20Minutes.fr, 19/01 

En Bref

Dans le cadre des états généraux de la bioéthique, vaste concertation citoyenne lancée le 18 janvier 2018, Le Figaro souligne que de nombreux outils ont été mis en place pour sonder les Français. Parmi ces outils, un site internet sur lequel citoyens et experts pourront disserter sera lancé début février. Par ailleurs, sur le terrain, une soixantaine de débats et d’ateliers seront organisés jusqu’en avril dans les espaces éthiques régionaux. Sciencesetavenir.fr indique que « cette vaste concertation nationale » est dirigée par Jean-François Delfraissy, président du comité consultatif national d’éthique (CCNE).
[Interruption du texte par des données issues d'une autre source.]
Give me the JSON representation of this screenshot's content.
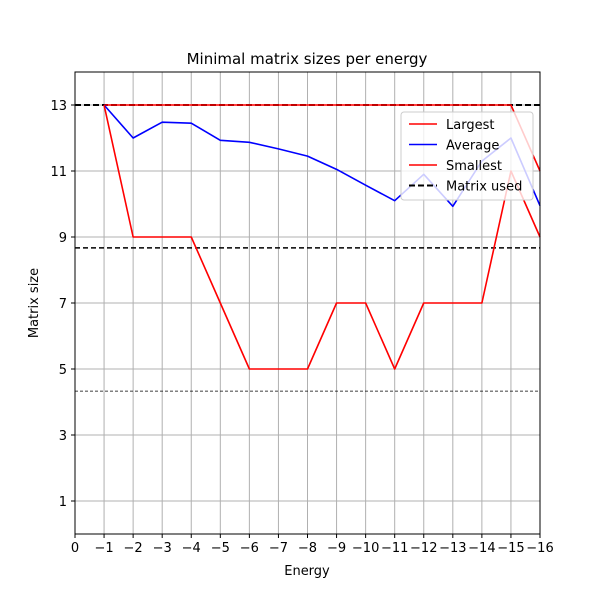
{
  "chart_data": {
    "type": "line",
    "title": "Minimal matrix sizes per energy",
    "xlabel": "Energy",
    "ylabel": "Matrix size",
    "x_ticks": [
      "0",
      "−1",
      "−2",
      "−3",
      "−4",
      "−5",
      "−6",
      "−7",
      "−8",
      "−9",
      "−10",
      "−11",
      "−12",
      "−13",
      "−14",
      "−15",
      "−16"
    ],
    "y_ticks": [
      "1",
      "3",
      "5",
      "7",
      "9",
      "11",
      "13"
    ],
    "xlim": [
      0,
      16
    ],
    "ylim": [
      0,
      14
    ],
    "grid": true,
    "legend_position": "top-right",
    "categories": [
      "−1",
      "−2",
      "−3",
      "−4",
      "−5",
      "−6",
      "−7",
      "−8",
      "−9",
      "−10",
      "−11",
      "−12",
      "−13",
      "−14",
      "−15",
      "−16"
    ],
    "series": [
      {
        "name": "Largest",
        "color": "#ff0000",
        "style": "solid",
        "values": [
          13,
          13,
          13,
          13,
          13,
          13,
          13,
          13,
          13,
          13,
          13,
          13,
          13,
          13,
          13,
          11
        ]
      },
      {
        "name": "Average",
        "color": "#0000ff",
        "style": "solid",
        "values": [
          13,
          12.0,
          12.48,
          12.45,
          11.93,
          11.87,
          11.67,
          11.45,
          11.05,
          10.57,
          10.1,
          10.9,
          9.93,
          11.3,
          12.0,
          9.95
        ]
      },
      {
        "name": "Smallest",
        "color": "#ff0000",
        "style": "solid",
        "values": [
          13,
          9,
          9,
          9,
          7,
          5,
          5,
          5,
          7,
          7,
          5,
          7,
          7,
          7,
          11,
          9
        ]
      }
    ],
    "reference_lines": [
      {
        "name": "Matrix used",
        "y": 13,
        "color": "#000000",
        "style": "dashed",
        "weight": "thick"
      },
      {
        "y": 8.67,
        "color": "#000000",
        "style": "dashed",
        "weight": "medium"
      },
      {
        "y": 4.33,
        "color": "#000000",
        "style": "dashed",
        "weight": "thin"
      }
    ]
  }
}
Sciencesetavenir.fr, 18/01, Le Figaro, 19/01

Libération souligne que si la loi de 2001 a rendu la stérilisation légale, les hommes et les femmes qui souhaitent y recourir se heurtent au refus des médecins et à la pression familiale. Nathalie Bajos, sociologue et directrice de recherches à l’Inserm, explique que « (…) la stérilisation est extrêmement peu utilisée, du fait de son statut tardif, mais surtout parce que la France se caractérise par une culture nataliste très forte ».

Libération, 19/01

Marianne explique qu’« historiens, neurologues, psychiatres, chercheurs et praticiens étudient les conséquences des traumatismes qui ont bouleversé la société française, notamment dans le cadre du programme 13/11 » (en référence aux attentats du 13 novembre). Denis Peschanski, directeur de recherche au CNRS, indique : « Le 13 novembre 2015 a créé un véritable sentiment d’urgence. Avec Francis Eustache [neuropsychologue et directeur de recherche à l’Inserm], nous avons proposé notre projet : nos autorités de tutelle, les autorités politiques, le secrétariat d’Etat aux Anciens Combattants, le ministère de la Recherche, l’Agence nationale de la recherche, tout le monde nous a suivis ». Il ajoute : « Nous n’avons jamais vu une telle mobilisation (…) ».

Marianne, 19/01

Archives

Une « synthèse de presse » n'est qu'un résumé des analyses et opinions des médias qui ont été lues pour la réaliser. Elle ne peut en aucun cas être interprétée comme reflétant le point de vue de l'Inserm. Sont mis à disposition, dès lors qu'ils existent, les liens vers les articles de presse cités dans la synthèse.

Ces liens, actifs à la date de la mise en ligne de la synthèse, sont susceptibles de ne plus l'être quelques jours plus tard.